Oct. 16 (Bloomberg) -- Comision Federal de Electricidad, Latin America’s largest utility by revenue, awarded a contract to build and operate a 530-kilometer (329 mile) natural gas pipeline to Sempra Energy.
Sempra will build the gas pipeline in northern Mexico and will operate it for 25 years, CFE, as the Mexico City-based company is known, said in an e-mailed statement today. The pipeline will be built in two phases, one to be completed by October 2014 and the other by July 2015, CFE said.
Mexico, which has the ninth-longest pipeline infrastructure in the world, is expanding its 6,000-mile gas network by 40 percent as imports increase to a record amid the lowest gas prices since 2001 in New York. The growing demand for imports is forcing some pipelines to run at 95 percent of capacity and creating a bottleneck in some regions prompting shortages.
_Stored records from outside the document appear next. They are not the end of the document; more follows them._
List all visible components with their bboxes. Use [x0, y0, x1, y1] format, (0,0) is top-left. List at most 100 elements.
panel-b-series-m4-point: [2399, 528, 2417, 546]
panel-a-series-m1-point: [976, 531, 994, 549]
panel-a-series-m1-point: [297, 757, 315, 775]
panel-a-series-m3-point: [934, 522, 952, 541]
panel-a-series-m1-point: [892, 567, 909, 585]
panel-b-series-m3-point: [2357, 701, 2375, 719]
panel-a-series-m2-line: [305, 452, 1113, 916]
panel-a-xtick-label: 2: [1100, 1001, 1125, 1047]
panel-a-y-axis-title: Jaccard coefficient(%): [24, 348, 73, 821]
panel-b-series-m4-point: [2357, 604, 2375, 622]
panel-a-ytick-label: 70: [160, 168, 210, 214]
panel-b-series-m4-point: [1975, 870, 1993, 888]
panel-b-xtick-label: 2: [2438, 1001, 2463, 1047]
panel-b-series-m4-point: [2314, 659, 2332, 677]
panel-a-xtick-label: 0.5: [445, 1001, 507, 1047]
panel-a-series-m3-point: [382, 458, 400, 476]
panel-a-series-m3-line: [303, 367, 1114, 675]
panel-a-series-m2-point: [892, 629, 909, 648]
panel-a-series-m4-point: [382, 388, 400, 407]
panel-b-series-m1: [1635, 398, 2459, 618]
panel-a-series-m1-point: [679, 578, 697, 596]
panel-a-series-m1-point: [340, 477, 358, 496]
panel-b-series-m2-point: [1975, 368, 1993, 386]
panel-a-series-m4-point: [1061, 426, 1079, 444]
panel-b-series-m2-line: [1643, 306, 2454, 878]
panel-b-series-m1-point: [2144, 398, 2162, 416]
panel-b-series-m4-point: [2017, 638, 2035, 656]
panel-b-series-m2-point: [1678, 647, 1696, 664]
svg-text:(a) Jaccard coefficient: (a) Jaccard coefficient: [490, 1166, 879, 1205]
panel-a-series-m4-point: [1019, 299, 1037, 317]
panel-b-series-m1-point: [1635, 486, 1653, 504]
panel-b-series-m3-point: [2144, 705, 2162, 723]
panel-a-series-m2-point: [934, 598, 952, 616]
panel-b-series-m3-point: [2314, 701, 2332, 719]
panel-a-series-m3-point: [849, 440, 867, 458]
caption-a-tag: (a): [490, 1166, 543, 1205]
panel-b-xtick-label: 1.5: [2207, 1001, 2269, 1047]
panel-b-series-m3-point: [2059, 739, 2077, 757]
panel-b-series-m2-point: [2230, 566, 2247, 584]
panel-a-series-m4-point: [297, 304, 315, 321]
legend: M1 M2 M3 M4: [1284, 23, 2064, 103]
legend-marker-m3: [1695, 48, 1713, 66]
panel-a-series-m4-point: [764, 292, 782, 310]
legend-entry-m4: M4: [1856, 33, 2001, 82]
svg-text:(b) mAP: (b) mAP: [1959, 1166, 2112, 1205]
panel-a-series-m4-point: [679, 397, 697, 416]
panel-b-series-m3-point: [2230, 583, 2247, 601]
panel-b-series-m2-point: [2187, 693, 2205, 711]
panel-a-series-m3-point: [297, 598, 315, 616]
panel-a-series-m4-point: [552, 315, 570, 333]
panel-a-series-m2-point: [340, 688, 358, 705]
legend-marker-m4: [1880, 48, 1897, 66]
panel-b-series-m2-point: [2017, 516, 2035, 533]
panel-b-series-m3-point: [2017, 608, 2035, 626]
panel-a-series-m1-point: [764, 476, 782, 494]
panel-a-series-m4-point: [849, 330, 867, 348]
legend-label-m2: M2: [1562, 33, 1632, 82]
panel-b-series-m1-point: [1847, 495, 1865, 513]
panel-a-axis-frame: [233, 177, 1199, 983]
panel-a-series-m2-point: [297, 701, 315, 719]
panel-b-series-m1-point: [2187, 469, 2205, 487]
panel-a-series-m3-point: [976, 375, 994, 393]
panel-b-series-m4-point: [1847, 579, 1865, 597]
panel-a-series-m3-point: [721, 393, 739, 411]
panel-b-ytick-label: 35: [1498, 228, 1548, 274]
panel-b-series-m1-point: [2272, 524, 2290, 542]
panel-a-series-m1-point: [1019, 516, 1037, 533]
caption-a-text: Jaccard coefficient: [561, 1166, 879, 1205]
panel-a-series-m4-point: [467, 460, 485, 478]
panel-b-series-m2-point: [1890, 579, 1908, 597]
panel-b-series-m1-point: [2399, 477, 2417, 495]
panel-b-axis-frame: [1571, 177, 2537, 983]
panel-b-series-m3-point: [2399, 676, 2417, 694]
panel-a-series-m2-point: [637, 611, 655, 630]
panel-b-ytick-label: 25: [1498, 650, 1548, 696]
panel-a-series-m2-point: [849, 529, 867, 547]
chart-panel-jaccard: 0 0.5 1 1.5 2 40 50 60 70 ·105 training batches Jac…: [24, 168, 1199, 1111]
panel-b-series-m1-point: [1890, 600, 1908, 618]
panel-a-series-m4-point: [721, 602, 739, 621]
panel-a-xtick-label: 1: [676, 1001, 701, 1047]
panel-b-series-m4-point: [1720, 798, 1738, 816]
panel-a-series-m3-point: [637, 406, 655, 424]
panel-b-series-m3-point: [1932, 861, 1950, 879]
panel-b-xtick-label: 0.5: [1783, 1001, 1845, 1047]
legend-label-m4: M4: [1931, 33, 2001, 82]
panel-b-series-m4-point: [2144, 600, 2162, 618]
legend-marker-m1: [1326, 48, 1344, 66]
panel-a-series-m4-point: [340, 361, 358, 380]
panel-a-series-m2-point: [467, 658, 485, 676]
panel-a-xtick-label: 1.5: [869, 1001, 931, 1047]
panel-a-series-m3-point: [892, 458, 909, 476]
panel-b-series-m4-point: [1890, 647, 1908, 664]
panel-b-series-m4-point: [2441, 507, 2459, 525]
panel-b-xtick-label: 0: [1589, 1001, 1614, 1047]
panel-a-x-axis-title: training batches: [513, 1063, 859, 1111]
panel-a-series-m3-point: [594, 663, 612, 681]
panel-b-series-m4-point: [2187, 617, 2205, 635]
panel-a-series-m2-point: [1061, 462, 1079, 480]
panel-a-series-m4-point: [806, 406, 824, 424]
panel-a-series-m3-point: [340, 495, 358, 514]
Sempra’s offer to charge state-owned CFE $0.13 per million British thermal units defeated bids from companies such as Calgary-based TransCanada Corp., Korea Gas Corp. and Mitsui & Co.
The awarded pipeline contract will connect gas supplies from Arizona to Guaymas, Sonora, in northwestern Mexico. Once the two phases are completed the pipeline will have a capacity of 760 million cubic feet a day and investments may range between $630 million and $730 million, according to a presentation from the state-owned oil producer Petroleos Mexicanos from last month.
Sempra, based in San Diego, rose 0.5 percent to $67.88 at the close in New York, the highest since Aug. 20.